Payers, whether individuals, insurance agencies or governments have the greatest incentive to introduce innovation that improves clinical outcomes and cost effectiveness. The UK has local committees of family doctors that do this job but we see it in major insurance companies and in the willingness of patients themselves to use mobile apps to improve and manage their health. At the same time, many of our leading healthcare institutions are interlinked with academia to research the most advanced and effective treatments for patients and it is often these that produce innovative healthcare spin outs. Some people say healthcare professionals are the least open to innovation but some of our best healthtech companies are founded and led by doctors, nurses, pharmacists and others.
How important is it for healthcare operating organisations to provide dedicated resources for experimentation – rather than attempting to leverage resources that are busy ‘operating’ the company and its components?

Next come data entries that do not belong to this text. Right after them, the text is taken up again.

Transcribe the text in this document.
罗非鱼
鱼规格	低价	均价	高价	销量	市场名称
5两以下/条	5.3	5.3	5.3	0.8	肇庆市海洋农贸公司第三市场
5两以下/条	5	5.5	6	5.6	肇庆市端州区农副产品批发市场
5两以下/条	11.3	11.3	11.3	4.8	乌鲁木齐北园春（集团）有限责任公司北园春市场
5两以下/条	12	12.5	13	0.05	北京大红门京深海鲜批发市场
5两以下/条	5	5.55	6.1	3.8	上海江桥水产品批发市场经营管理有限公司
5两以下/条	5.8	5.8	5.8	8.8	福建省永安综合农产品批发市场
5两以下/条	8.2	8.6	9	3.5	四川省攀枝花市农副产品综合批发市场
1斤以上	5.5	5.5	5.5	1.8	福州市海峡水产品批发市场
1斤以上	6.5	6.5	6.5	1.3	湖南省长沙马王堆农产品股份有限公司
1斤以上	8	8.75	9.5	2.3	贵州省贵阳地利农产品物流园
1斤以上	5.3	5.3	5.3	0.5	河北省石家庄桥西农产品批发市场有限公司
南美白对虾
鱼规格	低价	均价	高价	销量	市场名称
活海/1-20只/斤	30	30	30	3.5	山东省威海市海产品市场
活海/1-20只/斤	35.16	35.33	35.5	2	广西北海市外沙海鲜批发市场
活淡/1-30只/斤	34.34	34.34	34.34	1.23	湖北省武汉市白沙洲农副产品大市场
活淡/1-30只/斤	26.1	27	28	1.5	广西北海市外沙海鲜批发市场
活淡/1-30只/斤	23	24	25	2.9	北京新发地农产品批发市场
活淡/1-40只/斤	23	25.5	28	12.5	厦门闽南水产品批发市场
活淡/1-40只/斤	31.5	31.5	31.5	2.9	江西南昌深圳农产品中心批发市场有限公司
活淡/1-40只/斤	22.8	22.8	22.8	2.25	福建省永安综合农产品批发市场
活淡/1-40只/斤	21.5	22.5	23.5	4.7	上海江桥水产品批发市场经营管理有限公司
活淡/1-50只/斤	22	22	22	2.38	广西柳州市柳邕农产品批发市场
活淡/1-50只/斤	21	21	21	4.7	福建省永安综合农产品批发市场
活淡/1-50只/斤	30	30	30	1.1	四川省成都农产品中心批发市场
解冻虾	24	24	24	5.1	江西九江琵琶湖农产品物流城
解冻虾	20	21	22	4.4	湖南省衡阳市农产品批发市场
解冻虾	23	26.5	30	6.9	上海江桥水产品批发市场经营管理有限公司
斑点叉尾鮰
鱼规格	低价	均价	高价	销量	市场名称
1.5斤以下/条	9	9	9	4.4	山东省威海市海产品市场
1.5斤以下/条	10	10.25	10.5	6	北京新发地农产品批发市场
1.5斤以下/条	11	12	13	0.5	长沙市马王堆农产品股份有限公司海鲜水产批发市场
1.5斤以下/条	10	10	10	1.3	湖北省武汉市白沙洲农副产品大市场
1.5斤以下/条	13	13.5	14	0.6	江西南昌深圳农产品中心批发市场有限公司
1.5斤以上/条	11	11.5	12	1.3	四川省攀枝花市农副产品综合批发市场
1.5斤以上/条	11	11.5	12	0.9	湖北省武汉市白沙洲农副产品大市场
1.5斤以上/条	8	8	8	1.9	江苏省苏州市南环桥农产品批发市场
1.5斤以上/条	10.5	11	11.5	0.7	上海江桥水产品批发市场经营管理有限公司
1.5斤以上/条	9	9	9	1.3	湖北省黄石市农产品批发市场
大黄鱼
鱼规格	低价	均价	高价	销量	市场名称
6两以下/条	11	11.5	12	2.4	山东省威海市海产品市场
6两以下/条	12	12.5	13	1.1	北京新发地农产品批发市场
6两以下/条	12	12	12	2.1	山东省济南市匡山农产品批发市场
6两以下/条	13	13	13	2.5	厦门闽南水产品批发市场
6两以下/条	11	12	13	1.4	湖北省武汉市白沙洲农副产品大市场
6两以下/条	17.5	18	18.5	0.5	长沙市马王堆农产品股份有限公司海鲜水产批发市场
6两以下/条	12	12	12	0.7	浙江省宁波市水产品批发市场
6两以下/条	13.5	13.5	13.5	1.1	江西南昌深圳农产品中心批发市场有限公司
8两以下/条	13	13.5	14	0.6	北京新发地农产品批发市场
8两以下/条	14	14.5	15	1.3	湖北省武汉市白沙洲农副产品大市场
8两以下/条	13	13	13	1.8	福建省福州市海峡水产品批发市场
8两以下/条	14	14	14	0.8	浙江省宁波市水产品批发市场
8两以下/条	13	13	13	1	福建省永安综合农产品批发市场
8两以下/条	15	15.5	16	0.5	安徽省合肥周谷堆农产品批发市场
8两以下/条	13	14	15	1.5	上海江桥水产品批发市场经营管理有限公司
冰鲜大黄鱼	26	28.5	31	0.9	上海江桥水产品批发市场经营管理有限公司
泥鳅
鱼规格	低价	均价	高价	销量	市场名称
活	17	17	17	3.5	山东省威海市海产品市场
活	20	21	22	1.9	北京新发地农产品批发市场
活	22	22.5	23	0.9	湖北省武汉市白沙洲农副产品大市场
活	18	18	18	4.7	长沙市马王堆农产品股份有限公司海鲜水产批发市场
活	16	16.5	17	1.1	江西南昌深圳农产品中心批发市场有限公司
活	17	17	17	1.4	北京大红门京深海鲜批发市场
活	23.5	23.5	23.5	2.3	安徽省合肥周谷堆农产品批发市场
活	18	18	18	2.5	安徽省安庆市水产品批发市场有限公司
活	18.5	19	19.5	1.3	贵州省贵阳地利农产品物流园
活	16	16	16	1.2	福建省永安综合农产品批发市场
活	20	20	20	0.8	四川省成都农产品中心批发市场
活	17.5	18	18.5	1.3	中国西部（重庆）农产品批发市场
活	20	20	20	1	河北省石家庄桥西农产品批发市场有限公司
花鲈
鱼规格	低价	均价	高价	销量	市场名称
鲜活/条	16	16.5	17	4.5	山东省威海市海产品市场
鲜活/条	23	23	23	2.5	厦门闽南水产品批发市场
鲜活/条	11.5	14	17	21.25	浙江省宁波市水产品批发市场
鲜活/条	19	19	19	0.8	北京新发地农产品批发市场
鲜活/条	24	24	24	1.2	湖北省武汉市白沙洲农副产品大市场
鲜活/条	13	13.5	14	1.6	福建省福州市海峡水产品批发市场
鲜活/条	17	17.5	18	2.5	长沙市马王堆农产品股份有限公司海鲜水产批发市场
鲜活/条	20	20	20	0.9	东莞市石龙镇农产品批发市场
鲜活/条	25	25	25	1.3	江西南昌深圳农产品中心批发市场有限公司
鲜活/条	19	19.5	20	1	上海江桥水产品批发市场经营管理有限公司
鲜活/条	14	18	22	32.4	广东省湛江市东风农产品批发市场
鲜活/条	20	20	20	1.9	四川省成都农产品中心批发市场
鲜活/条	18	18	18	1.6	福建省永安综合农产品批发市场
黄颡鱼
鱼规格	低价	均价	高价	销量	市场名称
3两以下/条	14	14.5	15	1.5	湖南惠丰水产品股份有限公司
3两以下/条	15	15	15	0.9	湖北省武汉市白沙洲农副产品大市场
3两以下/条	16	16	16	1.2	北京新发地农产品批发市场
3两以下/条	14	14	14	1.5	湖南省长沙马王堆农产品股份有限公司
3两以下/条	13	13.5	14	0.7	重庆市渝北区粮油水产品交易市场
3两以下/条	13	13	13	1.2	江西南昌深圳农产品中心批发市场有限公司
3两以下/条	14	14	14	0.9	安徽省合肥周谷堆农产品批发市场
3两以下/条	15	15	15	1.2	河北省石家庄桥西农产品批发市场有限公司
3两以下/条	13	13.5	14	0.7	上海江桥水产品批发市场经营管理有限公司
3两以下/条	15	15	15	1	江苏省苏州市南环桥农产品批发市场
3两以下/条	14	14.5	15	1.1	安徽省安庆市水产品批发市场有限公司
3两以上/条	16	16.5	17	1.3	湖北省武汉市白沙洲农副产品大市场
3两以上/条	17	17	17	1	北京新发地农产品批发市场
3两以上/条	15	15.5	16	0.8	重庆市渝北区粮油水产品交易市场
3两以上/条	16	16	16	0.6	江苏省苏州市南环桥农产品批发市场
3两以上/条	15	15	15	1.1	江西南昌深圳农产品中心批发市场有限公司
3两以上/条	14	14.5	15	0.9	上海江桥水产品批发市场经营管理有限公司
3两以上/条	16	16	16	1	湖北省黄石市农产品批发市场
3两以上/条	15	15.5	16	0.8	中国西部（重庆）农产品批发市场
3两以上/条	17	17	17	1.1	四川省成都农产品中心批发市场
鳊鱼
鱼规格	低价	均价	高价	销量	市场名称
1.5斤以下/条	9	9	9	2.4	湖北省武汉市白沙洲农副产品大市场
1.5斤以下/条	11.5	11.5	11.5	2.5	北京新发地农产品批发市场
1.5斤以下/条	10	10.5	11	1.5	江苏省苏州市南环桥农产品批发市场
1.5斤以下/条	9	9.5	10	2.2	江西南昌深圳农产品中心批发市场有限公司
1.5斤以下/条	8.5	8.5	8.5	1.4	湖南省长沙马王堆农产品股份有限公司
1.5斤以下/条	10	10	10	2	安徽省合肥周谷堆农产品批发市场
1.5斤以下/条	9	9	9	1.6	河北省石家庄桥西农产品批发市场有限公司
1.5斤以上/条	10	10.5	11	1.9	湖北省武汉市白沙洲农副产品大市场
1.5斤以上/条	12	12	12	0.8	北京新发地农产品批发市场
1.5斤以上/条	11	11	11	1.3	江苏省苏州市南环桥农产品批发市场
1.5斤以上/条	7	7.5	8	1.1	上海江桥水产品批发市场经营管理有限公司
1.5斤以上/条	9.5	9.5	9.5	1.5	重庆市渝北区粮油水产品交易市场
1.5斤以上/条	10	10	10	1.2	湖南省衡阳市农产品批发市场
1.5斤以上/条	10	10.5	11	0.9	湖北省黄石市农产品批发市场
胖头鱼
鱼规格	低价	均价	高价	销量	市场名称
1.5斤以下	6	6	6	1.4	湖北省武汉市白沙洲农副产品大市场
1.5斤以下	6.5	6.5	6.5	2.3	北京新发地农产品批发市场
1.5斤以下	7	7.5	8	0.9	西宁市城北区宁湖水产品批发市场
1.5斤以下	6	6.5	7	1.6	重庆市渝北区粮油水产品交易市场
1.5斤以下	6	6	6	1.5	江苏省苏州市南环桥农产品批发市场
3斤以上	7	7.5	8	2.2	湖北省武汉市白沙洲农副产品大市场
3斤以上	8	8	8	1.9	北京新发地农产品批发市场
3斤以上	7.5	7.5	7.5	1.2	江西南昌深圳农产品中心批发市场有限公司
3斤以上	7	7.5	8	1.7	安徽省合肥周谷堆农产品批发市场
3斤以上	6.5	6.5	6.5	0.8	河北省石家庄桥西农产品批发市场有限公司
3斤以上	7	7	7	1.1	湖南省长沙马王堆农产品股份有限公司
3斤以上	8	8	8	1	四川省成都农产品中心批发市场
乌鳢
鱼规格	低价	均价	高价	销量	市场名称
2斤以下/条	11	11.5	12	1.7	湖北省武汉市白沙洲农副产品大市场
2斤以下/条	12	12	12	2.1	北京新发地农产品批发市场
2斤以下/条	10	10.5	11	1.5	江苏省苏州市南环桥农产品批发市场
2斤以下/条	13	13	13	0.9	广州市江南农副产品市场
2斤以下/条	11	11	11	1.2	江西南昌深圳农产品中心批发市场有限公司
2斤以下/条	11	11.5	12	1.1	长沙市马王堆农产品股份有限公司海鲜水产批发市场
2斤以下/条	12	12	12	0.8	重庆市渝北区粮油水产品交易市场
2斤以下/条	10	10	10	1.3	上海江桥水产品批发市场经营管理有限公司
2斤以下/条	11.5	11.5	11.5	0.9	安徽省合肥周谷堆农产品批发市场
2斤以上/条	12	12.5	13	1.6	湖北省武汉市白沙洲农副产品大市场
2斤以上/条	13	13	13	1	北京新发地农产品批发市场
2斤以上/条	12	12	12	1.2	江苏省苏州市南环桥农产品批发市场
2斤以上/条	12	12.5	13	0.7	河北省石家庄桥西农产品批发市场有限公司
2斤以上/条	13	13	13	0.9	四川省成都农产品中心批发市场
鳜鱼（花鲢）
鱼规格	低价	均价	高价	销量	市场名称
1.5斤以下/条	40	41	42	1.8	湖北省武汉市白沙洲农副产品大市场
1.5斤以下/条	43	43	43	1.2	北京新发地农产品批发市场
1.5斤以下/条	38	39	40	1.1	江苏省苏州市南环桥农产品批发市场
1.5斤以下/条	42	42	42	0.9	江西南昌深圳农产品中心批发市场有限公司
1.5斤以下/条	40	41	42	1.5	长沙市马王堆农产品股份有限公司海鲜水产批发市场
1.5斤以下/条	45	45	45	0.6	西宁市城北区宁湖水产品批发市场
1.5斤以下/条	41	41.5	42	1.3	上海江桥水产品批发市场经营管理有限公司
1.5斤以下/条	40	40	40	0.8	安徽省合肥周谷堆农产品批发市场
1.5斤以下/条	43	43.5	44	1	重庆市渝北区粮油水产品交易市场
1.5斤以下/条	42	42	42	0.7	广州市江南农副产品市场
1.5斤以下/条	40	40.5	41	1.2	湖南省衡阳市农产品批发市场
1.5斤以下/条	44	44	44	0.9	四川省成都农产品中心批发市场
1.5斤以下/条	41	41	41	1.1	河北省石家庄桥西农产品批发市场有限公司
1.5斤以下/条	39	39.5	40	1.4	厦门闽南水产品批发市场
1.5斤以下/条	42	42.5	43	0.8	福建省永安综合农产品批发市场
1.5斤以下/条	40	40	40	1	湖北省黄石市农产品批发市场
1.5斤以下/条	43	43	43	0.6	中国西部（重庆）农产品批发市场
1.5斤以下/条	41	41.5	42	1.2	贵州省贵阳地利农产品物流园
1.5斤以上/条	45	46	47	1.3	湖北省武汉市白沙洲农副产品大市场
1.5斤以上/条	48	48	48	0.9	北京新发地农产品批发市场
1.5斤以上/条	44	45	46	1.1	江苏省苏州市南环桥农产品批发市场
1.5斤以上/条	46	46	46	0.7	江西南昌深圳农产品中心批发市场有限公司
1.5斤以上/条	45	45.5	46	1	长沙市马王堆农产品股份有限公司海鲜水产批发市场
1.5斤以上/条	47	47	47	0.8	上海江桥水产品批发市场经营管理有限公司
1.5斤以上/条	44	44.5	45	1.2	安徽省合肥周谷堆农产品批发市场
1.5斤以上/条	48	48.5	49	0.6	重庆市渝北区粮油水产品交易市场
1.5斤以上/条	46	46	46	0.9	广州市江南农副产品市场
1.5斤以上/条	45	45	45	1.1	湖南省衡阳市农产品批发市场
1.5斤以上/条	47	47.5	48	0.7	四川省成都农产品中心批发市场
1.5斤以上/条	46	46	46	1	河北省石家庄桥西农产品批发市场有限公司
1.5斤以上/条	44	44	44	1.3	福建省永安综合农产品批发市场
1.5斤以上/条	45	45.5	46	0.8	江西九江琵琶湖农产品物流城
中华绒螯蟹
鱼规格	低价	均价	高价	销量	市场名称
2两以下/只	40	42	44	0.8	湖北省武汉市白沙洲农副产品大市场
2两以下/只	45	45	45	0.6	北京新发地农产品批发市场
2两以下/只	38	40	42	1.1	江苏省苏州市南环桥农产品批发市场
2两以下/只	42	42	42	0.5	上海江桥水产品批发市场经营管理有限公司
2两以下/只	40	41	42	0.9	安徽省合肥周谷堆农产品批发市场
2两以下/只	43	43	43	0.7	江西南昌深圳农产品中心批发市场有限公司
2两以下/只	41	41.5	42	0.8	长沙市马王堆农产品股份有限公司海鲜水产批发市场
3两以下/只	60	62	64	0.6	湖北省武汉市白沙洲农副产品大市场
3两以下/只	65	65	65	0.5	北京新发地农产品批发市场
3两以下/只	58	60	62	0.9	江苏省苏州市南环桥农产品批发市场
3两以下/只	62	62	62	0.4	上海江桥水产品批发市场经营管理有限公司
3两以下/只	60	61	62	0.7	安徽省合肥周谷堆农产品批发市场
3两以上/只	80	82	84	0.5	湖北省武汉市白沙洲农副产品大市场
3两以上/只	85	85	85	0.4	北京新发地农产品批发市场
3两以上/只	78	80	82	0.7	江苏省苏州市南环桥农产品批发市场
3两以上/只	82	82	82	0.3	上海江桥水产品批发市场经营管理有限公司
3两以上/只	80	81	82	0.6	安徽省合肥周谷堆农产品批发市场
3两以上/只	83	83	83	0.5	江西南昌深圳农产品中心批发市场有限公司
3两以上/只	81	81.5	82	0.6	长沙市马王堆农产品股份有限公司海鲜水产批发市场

It is essential that we give time to working clinicians and administrators to come up with innovative answers to the challenges they face day to day. And they need to support from innovation facilitators to take their ideas into reality and spread them to other parts of the health system. This is what lies behind some of our UK schemes, for example for clinical entrepreneurs.
What’s the single most important thing that policymakers could do to enable digital transformation of health systems?
There is a need to show leadership, to support researchers, service providers and payers to experiment with new approaches. So for example, our current Secretary of State for Health and Social Care, Rt Hon Matt Hancock has started to promote the NHS as “the most dynamic healthtech ecosystem on the planet.” But leaders at all levels need to embrace the transformation that is as inevitable as it is urgently needed.
Tell us more about the India-UK collaborations in healthcare and how will this help healthcare process in both countries?
Many of the companies who are engaging with the leasers of Indian healthcare on our “Innovating for a Healthier World” Trade Mission to India in December as part of the India UK FutureTech Festival exemplify the innovation that AI can bring. We expect many of them to work with Indian counterparts to introduce new technologies to India and accelerate mutual learning across our two countries. They include: diagnostic apps and tests for early identification of eye disease, respiratory diseases, cancer and CVD (some of which can be used by local health workers and patients) clinical decision systems early detection of problems in the course of an illness for patients and their clinicians personalised advice to patients based on monitored signs and progress of the condition e.g. pregnant women improving outcomes by analysing patient reported data better customer experience for bill payments. Healthcare UK, part of the UK Department for International Trade (DIT) is currently collaborating with NITI Aayog in implementing several AI pilots in healthcare. The Healthcare AI Catalyst as the initiative is called, will take leading AI companies from the UK into India to play a role in the delivery of India’s healthcare ambitions of the future.
Both countries are looking for ways to use telemedicine to help support patients without high cost face-to-face clinical interactions. In India in particular, this has the potential to transform the way healthcare is delivered to the two-thirds of the population living in rural areas. 2017 was a crucial year for telemedicine in the NHS, with patients being offered routine GP appointments via a mobile phone app for the first time and the launch of an online version of our 111 telephone advice service.
Our two systems also face shared workforce challenges. The NHS’s recent workforce plan has committed to training significantly higher numbers of clinical staff in the coming years, whilst it is estimated that India has shortages of 74 per cent for nurses and 43 per cent for doctors. Neither country will be able to achieve their goals by adhering solely to traditional training methods, and advances in augmented reality and e-learning from both India and the UK have the potential to remove many of the current barriers we both face.